These shots have got to make the pros cringe...
They made me cringe, and I'm just about as far from a pro as you can get and still call yourself a (backyard) shaper.
Don't let the bastards grind you down.
I miss spoke though; Burch has got as much time and effort in it as Tyler. Out of that group I guess you could say they are the most experienced. Flores seems to be scrutinizing every shape with that Phillips trained eye.
Yes, the glassers. I didn't think through the next logical step. But, maybe the board mill tech will get cheaper and cheaper and affordable. Surfboards will be as soulful as buying a pair of Nike's .Mike
First off, they are all great surfers who could probably ride anything. I enjoyed the video.
I'm a hobbiest. I did work many years ago for a boat builder who was also a professional surfboard shaper (Dennis Choate- used to shape the Phil Edwards model for Hobie and built a boat for Edwards). I did a lot of keel plug and rudder shaping while working there. I also shaped a few boards and was slowly becoming proficient with his skil 100's. I remember him bursting into the shaping once, yelling, "No short strokes!" He showed me how to make continuous cuts from tip to tail, feathering the depth of cut with the skil. Because of this experience I always cringe when I see shapers scrubbing with little strokes in a small area. These guys were doing that a lot.
Still looks like their boards worked unde their feet.
When they get to the point that a Shortboard cost as much as an expensive pair of Nike; Then we will be getting somewhere.
Absolutely! First thing I noticed. Scrubbers! I have watched quite a few young guys and gals do the same thing at the Del Mar Board Show. Right away you know that they either learned on their own, watched all the WRONG YouTube videos or just had a BAD teacher. In fact I just this AM delivered a couple of blanks to a garage that had two guys both shaping the same blank. One on one end with a Skil and one on the other end with a little Green Machine Hitachi. When I say the same Blank I do not mean the same type of blank(ie two identical 6’4 A’s on two different shaping stands). No! I mean what I said; The Same blank. I would have set them straight, but just was in too big a hurry to get somewhere. It put a smile on my face or a look of amusement might be a better expression. PS. You got your education in shaping and boat building from a good instructor. Have always heard that Choate was very good at both.

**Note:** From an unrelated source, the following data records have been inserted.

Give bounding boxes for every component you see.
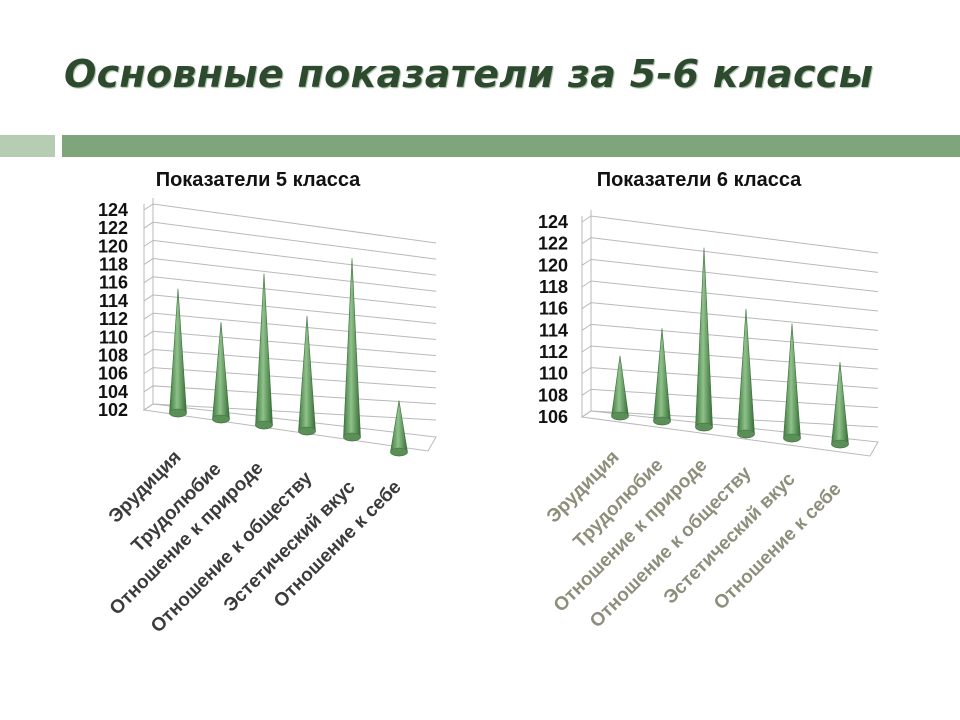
chart-title: Показатели 6 класса	[597, 169, 802, 191]
y-tick-label: 122	[98, 218, 128, 238]
cone-bar	[255, 273, 273, 430]
y-tick-label: 114	[539, 320, 568, 340]
y-tick-label: 112	[539, 342, 568, 362]
cone-bar	[390, 400, 408, 457]
cones	[611, 247, 849, 449]
cone-bar	[737, 308, 755, 439]
chart-5-class: Показатели 5 класса 10210410610811011211…	[98, 169, 437, 637]
cone-bar	[169, 288, 187, 418]
y-tick-label: 120	[98, 236, 128, 256]
cone-bar	[212, 322, 230, 424]
gridline	[581, 367, 879, 389]
y-tick-label: 124	[98, 200, 128, 220]
cone-bar	[695, 247, 713, 432]
y-tick-label: 108	[538, 385, 568, 405]
y-tick-label: 104	[98, 382, 128, 402]
gridline	[581, 215, 879, 254]
y-tick-label: 106	[98, 364, 128, 384]
floor	[580, 410, 879, 457]
slide-title: Основные показатели за 5-6 классы	[64, 52, 874, 96]
y-tick-label: 124	[538, 212, 568, 232]
gridline	[581, 258, 879, 293]
y-tick-label: 116	[99, 273, 128, 293]
chart-title: Показатели 5 класса	[156, 169, 361, 191]
y-tick-label: 108	[98, 345, 128, 365]
floor	[142, 403, 437, 452]
gridline	[581, 237, 879, 273]
y-tick-label: 118	[99, 255, 128, 275]
cone-bar	[298, 315, 316, 436]
cone-bar	[343, 258, 361, 442]
y-tick-label: 120	[538, 255, 568, 275]
y-tick-label: 110	[539, 364, 568, 384]
y-tick-label: 110	[99, 327, 128, 347]
cone-bar	[611, 355, 629, 421]
y-tick-label: 118	[539, 277, 568, 297]
grid	[142, 198, 437, 452]
accent-bar-left	[0, 135, 55, 157]
accent-bar-right	[62, 135, 960, 157]
y-tick-label: 122	[538, 234, 568, 254]
y-tick-label: 116	[539, 299, 568, 319]
cone-bar	[653, 328, 671, 426]
cone-bar	[783, 323, 801, 443]
grid	[580, 210, 879, 457]
y-tick-label: 102	[98, 400, 128, 420]
y-tick-label: 112	[99, 309, 128, 329]
y-tick-label: 106	[538, 407, 568, 427]
cones	[169, 258, 408, 457]
gridline	[581, 323, 879, 351]
cone-bar	[831, 362, 849, 449]
gridline	[581, 345, 879, 370]
y-tick-label: 114	[99, 291, 128, 311]
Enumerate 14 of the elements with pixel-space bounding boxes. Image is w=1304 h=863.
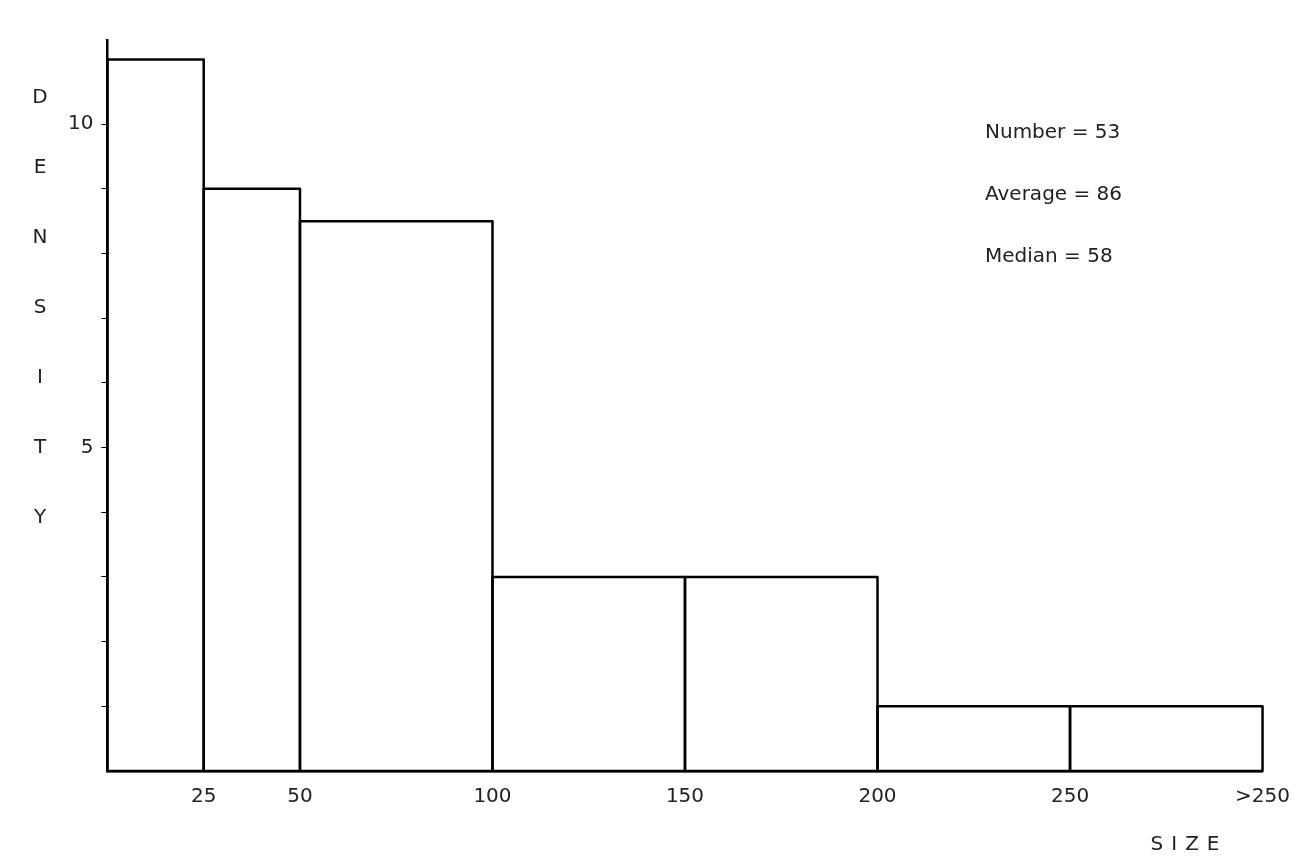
y-tick-label: 10 (68, 110, 94, 135)
text: DENSITY (32, 84, 48, 529)
annotation: Average = 86 (985, 181, 1123, 206)
x-tick-label: 50 (287, 783, 313, 808)
x-tick-label: >250 (1235, 783, 1290, 808)
y-tick-label: 5 (80, 433, 94, 458)
x-tick-label: 150 (665, 783, 705, 808)
annotation: Number = 53 (985, 119, 1121, 144)
annotation: Median = 58 (985, 243, 1113, 268)
x-tick-label: 25 (190, 783, 217, 808)
x-tick-label: 250 (1050, 783, 1090, 808)
x-axis-title: SIZE (1150, 831, 1228, 856)
x-tick-label: 100 (473, 783, 512, 808)
x-tick-label: 200 (858, 783, 897, 808)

That's one of the funniest word pictures I've seen in quite a while.
Aaaaaargh! Where are their masks? Interesting clip, but I cringed every time I saw someone operating a planer or even just a surform with no dust protection.
Young men think they're bullet proof - I know, I was one once - but foam and dust are no joke. What we do today comes back to haunt us twenty years down the track.
Get a mask on, for the love of everything sacred!
That short-stroke scrubbing is rampant with Hitachi users since they ride the planer off the shoe and not the rear base. If you try and do long strokes off the shoe you get wavy and rolling depth cuts. There's a reason they do this however. Because the Hitachi shoe moves up/down, the opening for the cutters (space between the rear base and shoe) is a fixed width. On the Skil and any planer with a sliding shoe this opening is variable width. If the opening isn't wide enough, the planer will not start easily into a cut unless you tip it forward and increase the depth excessively and this is what happens with the Hitachi. A Skil can be simply pushed into a cut and this is why it produces such flat and finely tapered cuts; granted the weight plays a role in this also. I learned this first hand when I had worked on that Bosch conversion years ago. After a lot of prototypes and testing with Barry Snyder, I was able to increase the opening width to a sweet spot where it would cut when pushed forward off the base. However the cuts were still not the way I wanted. My conclusion is that without some type of sliding shoe, no planer will work like a Skil does. Therefore it's not the same technique in my opinion.
Traditional shaping techniques (and the order of the whole process) were developed using a Skil and are based on predictable results in the shortest possible time; that is what production hand-shaping was all about. Some can produce the same end result with a Hitachi, Bosch, hand plane, surform, sanding block, draw knife, whatever but it will be a different technique and certainly will not be as efficient. By that I mean that you can't watch a video of Terry Martin shaping and aspire to do it the same way with the other tools I mentioned.